Wednesday, January 15, 2014
Interesting Emendations: Gabrielle Hamilton's "The Lamb Roast"
Do you remember these lines?
On weekend mornings,
we piled in the car and ate breakfast at Smutzie’s, in New Jersey, then filled
up the tank at Sam Williams’s Mobil, in Pennsylvania.
The day before the
party, we drove out along the winding roads, past Black’s Christmas tree farm
and the LaRue bottle works.
They’re from Gabrielle Hamilton’s wonderful memory piece
"The Lamb Roast" (The New Yorker,
January 17, 2011). They are, in their rich simplicity, examples of my idea of
the ideal sentence. I was looking for them when I recently read Hamilton’s Blood, Bones & Butter (2011), in
which a variation of “The Lamb Roast” appears as Chapter 1. I found them. They’re
different from the New Yorker lines.
They now read:
On weekend mornings we
had breakfast at Smutzie’s in Lambertville, on the Jersey side, but
then we got gas for the car at Sam Williams’s Mobil on the New Hope side.
[My emphasis]
So on this bluish
early summer weekend, Jeffrey drove his new jalopy out the winding country
roads, past Black’s Christmas tree farm, and past the Larue
bottle works. [My emphasis]
In the first sentence, “we piled in the car” has been
deleted, “ate” has been changed to “had,” “in New Jersey” has been changed to
“in Lambertville, on the Jersey side,” “then filled up the tank” has been
changed to “but then we got gas for the car,” and “in Pennsylvania” has been
changed to “on the New Hope side.”
In the second sentence, “The day before the party, we drove”

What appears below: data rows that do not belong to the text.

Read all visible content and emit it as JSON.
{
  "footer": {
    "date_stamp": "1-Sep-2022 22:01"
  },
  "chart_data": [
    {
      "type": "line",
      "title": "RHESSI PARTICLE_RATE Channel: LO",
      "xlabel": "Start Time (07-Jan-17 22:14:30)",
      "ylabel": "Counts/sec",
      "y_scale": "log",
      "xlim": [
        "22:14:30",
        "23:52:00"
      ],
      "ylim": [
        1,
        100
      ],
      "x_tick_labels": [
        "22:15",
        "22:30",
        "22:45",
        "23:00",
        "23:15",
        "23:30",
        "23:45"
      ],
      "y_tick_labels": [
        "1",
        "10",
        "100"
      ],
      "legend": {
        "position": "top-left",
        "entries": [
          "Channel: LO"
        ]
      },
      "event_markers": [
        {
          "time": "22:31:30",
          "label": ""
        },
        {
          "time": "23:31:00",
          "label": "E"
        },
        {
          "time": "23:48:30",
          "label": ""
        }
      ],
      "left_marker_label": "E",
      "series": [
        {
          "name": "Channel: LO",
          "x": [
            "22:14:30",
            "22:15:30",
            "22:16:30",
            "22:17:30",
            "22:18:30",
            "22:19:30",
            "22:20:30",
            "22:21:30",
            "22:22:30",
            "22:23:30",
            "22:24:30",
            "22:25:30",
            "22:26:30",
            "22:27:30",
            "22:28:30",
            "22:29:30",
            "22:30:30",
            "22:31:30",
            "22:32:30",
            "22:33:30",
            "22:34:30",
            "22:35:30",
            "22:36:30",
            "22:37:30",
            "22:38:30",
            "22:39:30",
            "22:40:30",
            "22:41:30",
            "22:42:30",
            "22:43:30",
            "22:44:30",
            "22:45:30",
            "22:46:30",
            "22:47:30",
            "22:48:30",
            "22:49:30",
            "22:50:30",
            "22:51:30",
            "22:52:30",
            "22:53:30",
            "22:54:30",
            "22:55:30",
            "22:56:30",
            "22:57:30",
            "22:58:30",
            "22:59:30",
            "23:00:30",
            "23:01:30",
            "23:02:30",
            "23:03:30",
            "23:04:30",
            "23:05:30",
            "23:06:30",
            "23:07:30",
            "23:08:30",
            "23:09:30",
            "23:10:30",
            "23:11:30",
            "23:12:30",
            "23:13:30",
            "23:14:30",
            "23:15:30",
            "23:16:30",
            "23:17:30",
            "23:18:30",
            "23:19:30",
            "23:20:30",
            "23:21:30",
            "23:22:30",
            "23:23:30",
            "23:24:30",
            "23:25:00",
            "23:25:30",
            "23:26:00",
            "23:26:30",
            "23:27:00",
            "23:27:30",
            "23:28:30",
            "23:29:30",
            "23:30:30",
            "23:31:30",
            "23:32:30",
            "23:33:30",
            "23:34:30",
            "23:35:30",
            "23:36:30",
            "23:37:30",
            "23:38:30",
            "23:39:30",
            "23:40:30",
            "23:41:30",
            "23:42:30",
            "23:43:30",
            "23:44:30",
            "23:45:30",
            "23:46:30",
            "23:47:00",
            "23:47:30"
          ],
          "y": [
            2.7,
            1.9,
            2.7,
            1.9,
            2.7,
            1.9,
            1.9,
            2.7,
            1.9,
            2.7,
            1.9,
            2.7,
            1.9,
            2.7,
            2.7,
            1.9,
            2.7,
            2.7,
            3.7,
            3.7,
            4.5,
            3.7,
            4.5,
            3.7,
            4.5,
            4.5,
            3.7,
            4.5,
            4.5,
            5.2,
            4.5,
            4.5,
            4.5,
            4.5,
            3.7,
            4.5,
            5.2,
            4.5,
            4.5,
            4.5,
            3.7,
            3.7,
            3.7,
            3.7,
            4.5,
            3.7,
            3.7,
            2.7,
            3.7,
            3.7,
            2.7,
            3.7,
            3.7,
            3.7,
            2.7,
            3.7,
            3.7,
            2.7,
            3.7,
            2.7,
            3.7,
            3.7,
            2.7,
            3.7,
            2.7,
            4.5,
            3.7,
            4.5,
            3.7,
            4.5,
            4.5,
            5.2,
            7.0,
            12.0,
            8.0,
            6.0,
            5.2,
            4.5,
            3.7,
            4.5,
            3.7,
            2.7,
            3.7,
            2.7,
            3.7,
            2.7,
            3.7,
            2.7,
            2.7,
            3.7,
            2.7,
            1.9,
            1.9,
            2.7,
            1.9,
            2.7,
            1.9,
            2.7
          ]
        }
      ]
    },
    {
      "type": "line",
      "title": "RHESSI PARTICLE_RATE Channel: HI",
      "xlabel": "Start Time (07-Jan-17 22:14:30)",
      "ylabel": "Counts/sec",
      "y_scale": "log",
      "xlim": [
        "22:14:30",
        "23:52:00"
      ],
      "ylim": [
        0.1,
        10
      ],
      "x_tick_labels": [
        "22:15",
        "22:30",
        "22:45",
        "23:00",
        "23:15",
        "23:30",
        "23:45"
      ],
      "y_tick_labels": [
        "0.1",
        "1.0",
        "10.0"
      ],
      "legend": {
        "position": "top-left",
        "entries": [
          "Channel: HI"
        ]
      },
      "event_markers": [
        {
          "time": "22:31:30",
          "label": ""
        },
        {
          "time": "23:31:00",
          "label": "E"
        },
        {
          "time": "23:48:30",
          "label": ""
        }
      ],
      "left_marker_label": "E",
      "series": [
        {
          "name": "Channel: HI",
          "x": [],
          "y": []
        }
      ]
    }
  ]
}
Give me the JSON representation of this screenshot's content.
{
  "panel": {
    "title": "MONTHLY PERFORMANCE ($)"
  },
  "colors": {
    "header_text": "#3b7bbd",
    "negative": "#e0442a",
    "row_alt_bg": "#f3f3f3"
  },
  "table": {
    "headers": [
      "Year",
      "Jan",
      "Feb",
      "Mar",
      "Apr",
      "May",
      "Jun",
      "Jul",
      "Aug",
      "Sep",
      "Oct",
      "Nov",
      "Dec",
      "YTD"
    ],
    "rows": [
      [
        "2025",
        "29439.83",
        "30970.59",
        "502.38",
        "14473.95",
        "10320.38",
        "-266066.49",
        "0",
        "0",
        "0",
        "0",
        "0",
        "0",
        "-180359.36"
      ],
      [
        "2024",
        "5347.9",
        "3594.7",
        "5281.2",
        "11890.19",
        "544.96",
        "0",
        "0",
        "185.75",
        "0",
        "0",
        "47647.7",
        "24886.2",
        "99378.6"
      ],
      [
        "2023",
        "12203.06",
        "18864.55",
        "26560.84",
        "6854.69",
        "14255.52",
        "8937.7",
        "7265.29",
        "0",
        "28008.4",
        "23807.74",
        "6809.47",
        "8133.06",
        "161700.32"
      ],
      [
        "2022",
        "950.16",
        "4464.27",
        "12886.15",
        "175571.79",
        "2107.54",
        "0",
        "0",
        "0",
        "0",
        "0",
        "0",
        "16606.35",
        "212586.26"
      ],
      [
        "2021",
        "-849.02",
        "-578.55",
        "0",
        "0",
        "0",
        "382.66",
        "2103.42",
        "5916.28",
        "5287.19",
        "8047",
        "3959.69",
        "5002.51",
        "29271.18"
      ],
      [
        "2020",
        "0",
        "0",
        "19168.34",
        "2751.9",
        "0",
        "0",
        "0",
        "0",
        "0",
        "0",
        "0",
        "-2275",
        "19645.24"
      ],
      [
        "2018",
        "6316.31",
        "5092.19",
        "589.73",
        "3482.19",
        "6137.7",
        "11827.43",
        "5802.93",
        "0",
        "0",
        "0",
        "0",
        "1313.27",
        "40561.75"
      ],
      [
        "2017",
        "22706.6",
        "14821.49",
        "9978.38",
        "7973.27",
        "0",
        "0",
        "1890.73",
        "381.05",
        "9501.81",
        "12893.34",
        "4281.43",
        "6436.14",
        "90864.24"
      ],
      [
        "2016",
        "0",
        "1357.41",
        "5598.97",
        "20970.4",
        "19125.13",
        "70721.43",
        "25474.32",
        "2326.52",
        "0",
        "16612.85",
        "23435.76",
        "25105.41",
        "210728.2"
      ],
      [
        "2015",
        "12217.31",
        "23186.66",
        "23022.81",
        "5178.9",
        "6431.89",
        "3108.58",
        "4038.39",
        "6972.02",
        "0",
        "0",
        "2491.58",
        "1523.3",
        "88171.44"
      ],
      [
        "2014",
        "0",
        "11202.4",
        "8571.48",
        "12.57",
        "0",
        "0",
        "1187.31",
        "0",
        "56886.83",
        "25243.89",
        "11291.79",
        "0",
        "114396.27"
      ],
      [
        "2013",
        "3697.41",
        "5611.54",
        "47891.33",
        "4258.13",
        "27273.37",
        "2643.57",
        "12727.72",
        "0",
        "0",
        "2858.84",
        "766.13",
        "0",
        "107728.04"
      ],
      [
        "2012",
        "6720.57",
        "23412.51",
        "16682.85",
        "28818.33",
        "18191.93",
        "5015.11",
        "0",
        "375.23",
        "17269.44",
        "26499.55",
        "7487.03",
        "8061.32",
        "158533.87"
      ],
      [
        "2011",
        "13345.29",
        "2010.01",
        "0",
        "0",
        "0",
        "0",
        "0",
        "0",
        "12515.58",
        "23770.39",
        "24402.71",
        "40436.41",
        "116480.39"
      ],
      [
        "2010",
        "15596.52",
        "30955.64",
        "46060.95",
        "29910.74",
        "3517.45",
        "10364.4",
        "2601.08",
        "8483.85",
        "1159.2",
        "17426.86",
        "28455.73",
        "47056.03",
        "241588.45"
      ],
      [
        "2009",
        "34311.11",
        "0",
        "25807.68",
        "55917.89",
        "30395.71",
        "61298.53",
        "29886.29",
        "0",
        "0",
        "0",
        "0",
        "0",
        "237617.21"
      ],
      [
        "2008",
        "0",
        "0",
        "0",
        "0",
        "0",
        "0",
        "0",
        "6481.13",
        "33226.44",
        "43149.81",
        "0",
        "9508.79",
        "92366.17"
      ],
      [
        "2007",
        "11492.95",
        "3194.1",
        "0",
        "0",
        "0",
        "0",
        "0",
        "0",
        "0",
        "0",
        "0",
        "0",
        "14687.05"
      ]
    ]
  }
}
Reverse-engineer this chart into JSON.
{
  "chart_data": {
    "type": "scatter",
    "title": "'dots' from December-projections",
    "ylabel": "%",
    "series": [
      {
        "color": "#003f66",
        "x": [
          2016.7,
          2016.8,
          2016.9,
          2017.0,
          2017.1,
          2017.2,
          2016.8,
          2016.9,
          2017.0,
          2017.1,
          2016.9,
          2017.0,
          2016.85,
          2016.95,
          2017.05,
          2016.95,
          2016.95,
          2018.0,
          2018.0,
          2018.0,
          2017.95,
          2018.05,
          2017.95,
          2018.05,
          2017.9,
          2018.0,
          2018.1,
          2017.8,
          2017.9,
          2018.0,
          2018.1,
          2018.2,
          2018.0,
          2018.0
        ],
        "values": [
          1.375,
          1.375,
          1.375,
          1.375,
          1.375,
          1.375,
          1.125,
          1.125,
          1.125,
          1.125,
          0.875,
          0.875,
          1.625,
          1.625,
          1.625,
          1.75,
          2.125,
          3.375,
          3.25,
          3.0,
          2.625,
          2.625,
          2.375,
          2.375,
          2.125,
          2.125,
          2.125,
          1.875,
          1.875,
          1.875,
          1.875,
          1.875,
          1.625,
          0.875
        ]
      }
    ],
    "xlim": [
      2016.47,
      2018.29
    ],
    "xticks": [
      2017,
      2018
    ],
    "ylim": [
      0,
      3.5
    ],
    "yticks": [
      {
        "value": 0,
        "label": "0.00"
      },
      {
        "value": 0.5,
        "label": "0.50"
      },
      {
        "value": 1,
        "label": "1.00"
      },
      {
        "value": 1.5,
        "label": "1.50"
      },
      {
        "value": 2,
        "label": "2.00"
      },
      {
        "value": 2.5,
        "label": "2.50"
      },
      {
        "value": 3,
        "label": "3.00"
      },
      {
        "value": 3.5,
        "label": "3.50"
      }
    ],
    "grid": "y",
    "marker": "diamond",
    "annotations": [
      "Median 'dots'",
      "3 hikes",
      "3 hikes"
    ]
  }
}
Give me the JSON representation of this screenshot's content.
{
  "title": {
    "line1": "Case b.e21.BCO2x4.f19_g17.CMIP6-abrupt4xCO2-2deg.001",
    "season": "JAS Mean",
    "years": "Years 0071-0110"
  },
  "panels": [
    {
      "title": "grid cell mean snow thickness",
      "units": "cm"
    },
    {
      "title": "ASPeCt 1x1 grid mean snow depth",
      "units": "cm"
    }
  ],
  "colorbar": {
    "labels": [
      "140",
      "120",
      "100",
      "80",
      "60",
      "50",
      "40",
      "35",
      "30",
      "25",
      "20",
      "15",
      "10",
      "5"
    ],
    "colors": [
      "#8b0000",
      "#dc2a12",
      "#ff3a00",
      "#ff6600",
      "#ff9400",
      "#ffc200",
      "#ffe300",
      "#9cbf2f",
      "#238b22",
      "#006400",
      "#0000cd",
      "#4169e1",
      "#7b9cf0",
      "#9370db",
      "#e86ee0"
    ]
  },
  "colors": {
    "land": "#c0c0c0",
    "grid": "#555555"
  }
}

has been changed to “So on this bluish early summer weekend, Jeffrey drove his
new jalopy,” “out along” has been changed to just “out,” “winding roads” has
been changed to “winding country roads,” and “past Black’s Christmas tree farm
and the LaRue bottle works” has been changed to “past Black’s Christmas tree farm,
and past the Larue bottle works.”
I’m pleased to see that those glorious names – Smutzie’s, Sam
Williams’s Mobil, Black’s Christmas tree farm, LaRue bottle works – remain
untouched, except that the “R” in “LaRue” is now lowercase. It’s the marvelous
specificity of these great names that, for me, makes the sentences so alive. The New Yorker versions are simpler; I
prefer them. Both versions are excellent, illustrating the truth of William
Strunk’s old adage: “the surest way to arouse and hold the attention of the
reader is by being specific, definite, and concrete” (The Elements of Style).